In conclusion, irradiation with relativistic 2.5 MeV electrons leads to rapid suppression of both superconducting Tc and the temperature of concomitant orthorhombic/antiferromagnetic transition Tsm. In the absence of nodes in the superconducting order parameter, observation of rapid suppression of Tc provides a strong support for a sign-changing s± pairing. Rapid suppression of Tsm, surprisingly at the same rate as Tc, indicates the itinerant nature of the LRMO. Comparison of the hole-doped Ba1−xKxFe2As2 with electron-doped Ba(FexCo1−x)2As2 with similar Tsm ~ 110 K, x = 0.02, reveals significant differences in the normal states, with no Matthiessen’s rule violation above Tsm on the electron-doped side and strong violation on the hole-doped side. Our results provide strong evidence of the itinerant nature of the AFM phase and non-trivial influence of non-magnetic disorder on coupled superconductivity and magnetism in iron-based superconductors.

Methods

Single crystalline samples and transport measurements

Single crystals of (Ba1−xKx)Fe2As2 were synthesized using high-temperature FeAs flux method.49 Two samples A and B were used. The electrical resistivity and Hall effect of sample A were measured on ~1 × 1 mm2 sample with four contacts soldered with Sn50 at the corners in van der Pauw configuration.51 The electrical resistivity of sample B was measured in standard 4-probe configuration. The resistivity of both samples at room temperature, ρ(300 K), before irradiation was set to 300 μΩ cm,52 the value determined from measurements on big arrays of crystals, with actually measured value being within 10% uncertainty of geometric factor determination.

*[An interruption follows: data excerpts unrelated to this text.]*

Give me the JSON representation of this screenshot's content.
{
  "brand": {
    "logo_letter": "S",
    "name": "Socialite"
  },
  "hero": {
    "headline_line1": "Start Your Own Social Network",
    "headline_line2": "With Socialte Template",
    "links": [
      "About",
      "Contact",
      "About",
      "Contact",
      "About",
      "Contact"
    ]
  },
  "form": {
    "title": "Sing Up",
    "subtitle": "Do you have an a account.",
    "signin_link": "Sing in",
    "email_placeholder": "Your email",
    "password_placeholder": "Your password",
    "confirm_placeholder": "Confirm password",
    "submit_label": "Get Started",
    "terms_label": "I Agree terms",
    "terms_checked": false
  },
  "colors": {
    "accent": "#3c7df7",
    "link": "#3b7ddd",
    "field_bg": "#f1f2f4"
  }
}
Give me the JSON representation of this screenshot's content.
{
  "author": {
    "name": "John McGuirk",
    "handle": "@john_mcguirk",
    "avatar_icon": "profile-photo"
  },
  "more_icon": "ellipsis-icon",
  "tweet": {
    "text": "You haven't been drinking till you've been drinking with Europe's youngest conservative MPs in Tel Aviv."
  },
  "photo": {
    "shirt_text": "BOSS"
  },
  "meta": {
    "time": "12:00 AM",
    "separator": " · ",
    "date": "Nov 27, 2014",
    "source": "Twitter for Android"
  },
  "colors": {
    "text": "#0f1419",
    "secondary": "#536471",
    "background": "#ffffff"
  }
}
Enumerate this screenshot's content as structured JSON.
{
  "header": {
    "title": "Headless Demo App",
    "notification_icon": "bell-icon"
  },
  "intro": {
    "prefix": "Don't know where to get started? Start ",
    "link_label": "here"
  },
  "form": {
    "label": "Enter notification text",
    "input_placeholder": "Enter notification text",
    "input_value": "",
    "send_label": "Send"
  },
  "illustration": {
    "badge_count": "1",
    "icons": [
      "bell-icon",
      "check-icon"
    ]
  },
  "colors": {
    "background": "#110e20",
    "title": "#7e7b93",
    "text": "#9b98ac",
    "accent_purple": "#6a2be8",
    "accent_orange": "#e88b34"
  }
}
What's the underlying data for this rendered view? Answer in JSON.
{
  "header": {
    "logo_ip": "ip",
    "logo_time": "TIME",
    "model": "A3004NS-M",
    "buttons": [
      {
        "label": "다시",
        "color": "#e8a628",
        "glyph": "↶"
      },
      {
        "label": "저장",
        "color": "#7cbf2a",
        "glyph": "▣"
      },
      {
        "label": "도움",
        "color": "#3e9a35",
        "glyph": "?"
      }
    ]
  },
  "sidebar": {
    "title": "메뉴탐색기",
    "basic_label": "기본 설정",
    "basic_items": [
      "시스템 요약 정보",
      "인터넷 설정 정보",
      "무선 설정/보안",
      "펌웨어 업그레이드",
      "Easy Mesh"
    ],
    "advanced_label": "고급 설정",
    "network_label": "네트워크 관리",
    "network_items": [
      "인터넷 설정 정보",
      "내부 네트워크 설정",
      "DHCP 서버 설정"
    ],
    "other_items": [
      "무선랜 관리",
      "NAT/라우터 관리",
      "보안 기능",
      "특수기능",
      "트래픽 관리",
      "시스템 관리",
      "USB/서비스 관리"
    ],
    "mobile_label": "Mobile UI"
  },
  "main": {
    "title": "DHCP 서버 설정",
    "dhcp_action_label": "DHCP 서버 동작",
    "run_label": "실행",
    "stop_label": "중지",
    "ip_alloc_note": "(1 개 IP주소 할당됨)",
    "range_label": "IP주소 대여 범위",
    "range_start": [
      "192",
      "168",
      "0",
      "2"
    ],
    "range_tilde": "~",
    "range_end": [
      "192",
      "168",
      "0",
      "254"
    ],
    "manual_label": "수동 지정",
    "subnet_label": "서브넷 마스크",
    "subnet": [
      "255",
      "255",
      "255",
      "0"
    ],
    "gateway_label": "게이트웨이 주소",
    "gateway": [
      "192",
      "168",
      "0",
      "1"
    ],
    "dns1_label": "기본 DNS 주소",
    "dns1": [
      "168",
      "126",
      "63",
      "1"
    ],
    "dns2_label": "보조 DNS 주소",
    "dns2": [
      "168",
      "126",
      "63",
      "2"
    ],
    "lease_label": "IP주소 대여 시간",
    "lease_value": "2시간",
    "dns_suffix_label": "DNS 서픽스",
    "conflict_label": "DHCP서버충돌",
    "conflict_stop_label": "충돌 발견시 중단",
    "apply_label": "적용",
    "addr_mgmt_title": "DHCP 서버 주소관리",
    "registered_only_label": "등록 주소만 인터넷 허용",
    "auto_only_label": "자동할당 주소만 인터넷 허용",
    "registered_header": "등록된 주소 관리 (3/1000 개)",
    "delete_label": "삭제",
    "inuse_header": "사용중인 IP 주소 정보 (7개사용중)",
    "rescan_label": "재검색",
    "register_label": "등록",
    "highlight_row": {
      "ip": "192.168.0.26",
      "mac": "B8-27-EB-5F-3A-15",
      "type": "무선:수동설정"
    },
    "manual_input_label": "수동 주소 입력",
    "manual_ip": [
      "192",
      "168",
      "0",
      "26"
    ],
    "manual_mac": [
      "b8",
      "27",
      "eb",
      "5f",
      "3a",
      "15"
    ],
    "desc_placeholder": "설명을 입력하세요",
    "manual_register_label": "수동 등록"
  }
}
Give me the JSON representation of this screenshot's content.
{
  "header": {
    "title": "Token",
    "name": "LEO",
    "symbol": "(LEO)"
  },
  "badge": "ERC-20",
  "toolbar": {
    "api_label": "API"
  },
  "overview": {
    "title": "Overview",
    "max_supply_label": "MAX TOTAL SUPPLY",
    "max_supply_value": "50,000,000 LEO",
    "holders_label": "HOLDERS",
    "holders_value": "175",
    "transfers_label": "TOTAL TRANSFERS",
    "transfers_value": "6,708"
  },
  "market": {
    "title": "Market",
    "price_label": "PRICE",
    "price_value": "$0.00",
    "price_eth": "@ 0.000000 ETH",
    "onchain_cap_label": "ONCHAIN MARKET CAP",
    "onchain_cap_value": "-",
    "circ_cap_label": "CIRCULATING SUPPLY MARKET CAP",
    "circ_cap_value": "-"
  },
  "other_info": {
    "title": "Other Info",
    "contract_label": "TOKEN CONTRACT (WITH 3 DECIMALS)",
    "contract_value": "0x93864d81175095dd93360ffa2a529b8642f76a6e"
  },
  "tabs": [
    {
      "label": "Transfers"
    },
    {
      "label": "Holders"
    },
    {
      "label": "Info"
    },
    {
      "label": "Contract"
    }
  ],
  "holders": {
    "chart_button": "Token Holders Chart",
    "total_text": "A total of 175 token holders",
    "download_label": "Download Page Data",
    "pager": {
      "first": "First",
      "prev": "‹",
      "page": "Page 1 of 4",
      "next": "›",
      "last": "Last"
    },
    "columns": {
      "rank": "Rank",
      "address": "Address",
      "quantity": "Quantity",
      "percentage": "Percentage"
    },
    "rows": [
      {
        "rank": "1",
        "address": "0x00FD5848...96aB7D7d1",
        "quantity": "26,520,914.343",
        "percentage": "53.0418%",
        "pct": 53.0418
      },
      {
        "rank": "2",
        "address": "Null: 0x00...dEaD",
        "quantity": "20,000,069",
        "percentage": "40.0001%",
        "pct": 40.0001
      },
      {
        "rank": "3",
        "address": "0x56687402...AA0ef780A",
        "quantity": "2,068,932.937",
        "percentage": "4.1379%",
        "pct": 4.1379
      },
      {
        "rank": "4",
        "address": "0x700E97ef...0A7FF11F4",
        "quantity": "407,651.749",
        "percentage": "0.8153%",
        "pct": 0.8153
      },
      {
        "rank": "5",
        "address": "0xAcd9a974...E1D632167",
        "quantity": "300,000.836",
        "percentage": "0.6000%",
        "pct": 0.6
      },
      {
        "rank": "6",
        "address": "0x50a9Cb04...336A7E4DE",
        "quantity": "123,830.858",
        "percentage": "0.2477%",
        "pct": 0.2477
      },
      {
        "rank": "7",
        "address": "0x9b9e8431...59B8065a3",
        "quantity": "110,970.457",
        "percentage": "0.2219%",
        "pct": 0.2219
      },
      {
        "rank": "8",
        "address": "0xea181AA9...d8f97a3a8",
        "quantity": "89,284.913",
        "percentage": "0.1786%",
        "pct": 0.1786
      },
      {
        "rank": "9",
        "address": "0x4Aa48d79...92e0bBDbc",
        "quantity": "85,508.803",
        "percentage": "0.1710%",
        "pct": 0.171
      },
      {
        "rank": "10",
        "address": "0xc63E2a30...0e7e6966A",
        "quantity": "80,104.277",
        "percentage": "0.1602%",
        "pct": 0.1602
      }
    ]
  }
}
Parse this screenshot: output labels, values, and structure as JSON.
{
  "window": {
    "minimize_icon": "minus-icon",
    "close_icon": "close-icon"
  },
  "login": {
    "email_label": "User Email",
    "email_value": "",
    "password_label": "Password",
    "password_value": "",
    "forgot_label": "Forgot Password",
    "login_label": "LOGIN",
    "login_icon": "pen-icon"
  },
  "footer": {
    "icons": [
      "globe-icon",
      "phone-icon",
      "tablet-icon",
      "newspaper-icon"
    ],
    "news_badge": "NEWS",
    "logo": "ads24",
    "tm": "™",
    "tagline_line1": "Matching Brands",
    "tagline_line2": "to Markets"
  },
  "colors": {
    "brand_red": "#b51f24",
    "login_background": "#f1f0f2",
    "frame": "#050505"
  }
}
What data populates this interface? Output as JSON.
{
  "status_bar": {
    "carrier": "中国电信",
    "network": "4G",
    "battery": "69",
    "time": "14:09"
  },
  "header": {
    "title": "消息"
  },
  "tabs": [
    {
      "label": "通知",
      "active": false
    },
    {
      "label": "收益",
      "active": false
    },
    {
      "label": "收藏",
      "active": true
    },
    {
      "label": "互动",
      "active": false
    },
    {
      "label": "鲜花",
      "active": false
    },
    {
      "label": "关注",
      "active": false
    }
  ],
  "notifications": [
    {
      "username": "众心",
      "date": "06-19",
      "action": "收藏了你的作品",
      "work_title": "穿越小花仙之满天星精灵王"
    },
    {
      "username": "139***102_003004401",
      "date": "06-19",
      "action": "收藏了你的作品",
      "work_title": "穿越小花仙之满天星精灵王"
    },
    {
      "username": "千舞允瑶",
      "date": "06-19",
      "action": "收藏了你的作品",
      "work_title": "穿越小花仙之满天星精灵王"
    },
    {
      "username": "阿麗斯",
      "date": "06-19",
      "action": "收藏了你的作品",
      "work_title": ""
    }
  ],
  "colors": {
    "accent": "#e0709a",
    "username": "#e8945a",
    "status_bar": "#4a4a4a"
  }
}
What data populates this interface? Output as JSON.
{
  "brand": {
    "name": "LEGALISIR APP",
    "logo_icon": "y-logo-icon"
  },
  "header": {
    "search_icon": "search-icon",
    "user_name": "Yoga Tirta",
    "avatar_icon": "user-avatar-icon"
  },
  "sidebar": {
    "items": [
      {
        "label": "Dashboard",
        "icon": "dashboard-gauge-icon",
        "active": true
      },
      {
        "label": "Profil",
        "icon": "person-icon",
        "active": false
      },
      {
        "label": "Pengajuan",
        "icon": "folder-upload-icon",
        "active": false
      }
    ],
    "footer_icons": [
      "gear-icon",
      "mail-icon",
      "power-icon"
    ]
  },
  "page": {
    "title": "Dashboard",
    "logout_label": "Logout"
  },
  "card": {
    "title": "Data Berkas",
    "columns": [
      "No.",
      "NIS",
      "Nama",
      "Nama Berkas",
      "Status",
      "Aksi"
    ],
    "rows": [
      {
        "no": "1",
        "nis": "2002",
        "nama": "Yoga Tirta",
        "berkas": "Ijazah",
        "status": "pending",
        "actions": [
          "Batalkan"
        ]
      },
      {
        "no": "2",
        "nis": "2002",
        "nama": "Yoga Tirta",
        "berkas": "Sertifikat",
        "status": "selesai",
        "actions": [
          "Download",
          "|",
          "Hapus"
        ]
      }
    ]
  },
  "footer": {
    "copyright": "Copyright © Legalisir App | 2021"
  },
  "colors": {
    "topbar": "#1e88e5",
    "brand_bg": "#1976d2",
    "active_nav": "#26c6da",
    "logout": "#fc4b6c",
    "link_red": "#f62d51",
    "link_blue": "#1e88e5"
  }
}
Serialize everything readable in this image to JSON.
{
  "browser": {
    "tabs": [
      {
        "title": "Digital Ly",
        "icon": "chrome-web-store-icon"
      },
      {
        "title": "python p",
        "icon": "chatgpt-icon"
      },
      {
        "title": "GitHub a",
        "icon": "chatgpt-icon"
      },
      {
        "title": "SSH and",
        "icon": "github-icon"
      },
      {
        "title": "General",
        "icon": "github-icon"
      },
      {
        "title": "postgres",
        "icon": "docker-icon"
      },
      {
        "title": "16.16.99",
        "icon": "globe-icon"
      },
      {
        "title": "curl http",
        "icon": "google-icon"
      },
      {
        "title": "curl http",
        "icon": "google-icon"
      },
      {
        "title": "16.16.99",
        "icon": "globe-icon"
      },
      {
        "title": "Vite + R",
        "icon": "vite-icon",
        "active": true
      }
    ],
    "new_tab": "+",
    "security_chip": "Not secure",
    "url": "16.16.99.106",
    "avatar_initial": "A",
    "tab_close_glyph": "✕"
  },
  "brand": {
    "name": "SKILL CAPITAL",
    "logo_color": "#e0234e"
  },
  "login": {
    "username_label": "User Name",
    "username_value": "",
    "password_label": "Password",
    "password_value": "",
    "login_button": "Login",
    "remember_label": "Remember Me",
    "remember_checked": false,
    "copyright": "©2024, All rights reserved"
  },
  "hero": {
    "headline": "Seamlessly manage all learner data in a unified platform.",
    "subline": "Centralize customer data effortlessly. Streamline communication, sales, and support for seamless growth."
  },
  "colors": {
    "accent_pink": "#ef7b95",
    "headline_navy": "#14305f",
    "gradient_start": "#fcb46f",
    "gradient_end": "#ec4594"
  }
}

Single crystals of Ba(Fe1−xCox)2As2 were grown from FeAs/CoAs flux from a starting load of metallic Ba, FeAs, and CoAs, as described in detail elsewhere.53 The composition of the sample was determined using wavelength dispersive spectroscopy (WDS) version of electron probe microanalysis as x = 0.02 ± 0.002. The electrical resistivity of the sample C was measured in four-probe configuration. Similar to hole-doped sample, resistivity of the sample before irradiation was set as 300 μΩ cm.54 The samples were mounted on a thin mica plate in a a hollow Kyocera chip, so that they could be moved between irradiation chamber and resistivity and Hall effect setups in a different 4He cryostat without disturbing the contacts.

Electron irradiation

The low-temperature 2.5 MeV electron irradiation was performed at the SIRIUS Pelletron linear accelerator operated by the Laboratoire des Solides Irradiés (LSI) at the Ecole Polytechnique in Palaiseau, France.55 The Kyocera chip was mounted inside the irradiation chamber and was cooled by a flow of liquid hydrogen to T ≈ 22 K to remove excess heat produced by relativistic electrons upon collision with the ions. The flux of electrons amounted to about 2.7 μA of electric current through a 5 mm diameter diaphragm. This current was measured with the Faraday cage placed behind the hole in the sample stage, so that only transmitted electrons were counted. The irradiation rate was about 5 × 10−6 C/(cm2s) and large doses were accumulated during several irradiation runs. The resistance of sample A at 22 K was monitored in situ during irradiation, revealing linear increase with irradiation dose,8 one segment of the broken line in Fig. 1a. Periodically the sample A was extracted from irradiation chamber and the effect of irradiation was characterized by ex situ measurements of electrical resistivity as function of temperature, Fig. 1b, and of the Hall effect, Fig. 2b. Warming the sample to room temperature leads to partial defect annealing, as can be seen as the down-steps in the dose dependence of resistivity at 22 K at the start of the next irradiation run. This annealing is incomplete, as evidenced by gradual increase of resistivity for subsequent runs. The resistivity of the sample at room temperature remained stable for a period of at least several months, unless the sample was further warmed above room temperature. For sample B of K-doped and sample C of Co-doped materials the whole dose was applied in one shot without intermediate measurements.